Residential neighbourhood’s zoning requirements are upheld by the Superior Court of Justice
August 28, 2008
McCarthy Tétrault represented the Neighbourhoods of Windfields (“Neighbourhoods”) Limited Partnership in its Application in the Superior Court of Justice against 43 homeowners in the Neighbourhoods of Windfields Farm subdivision (“Windfields”). The Neighbourhoods and the City of Oshawa (“City”) alleged that these homeowners, who control a total of 33 Windfields properties, were violating City zoning by-law 60-94, which permits only single detached dwellings in the R1 Windfields zone. Specifically, the Neighbourhoods and the City claimed the landlords were renting their houses to four to nine students, and others, on short-term leases, thereby creating land-use conflict in the Neighbourhoods. Accordingly, they sought an order that these landlords cease and desist their operations.

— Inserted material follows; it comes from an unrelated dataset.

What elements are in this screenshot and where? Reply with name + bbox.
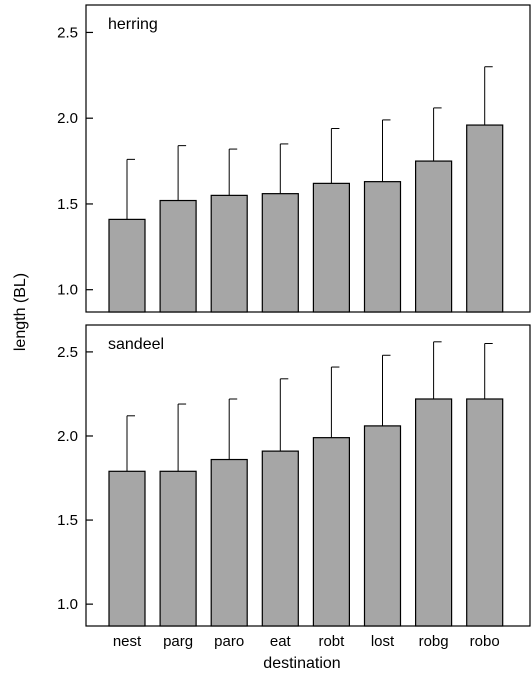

On April 27, 2008, Justice P.H. Howden granted the relief sought, finding that 28 of the 30 properties remaining in the Application (landlords representing three of the properties had settled prior to the hearing by reselling their houses to the Neighbourhoods) were indeed in violation of the by-law, and ordering their owners to conform to R1 zoning requirements. Key to Justice Howden’s decision was his interpretation of the term “single housekeeping establishment,” the central feature of a single detached dwelling, as defined in the by-law. He found that a “single housekeeping establishment” in this context generally means a typical single-family arrangement or similar basic social unit, and is fundamentally inconsistent with an arrangement where individuals are bound together only by the need for economical short-term accommodation. That the houses in question were advertised by the landlords as “student housing” had been modified to accommodate additional tenants (without building permits or with building permits containing false declarations of purpose), and in some cases were insured as commercial properties, further confirmed their use as lodging houses rather than as single detached dwellings.
The decision was affirmed on appeal on April 2, 2009.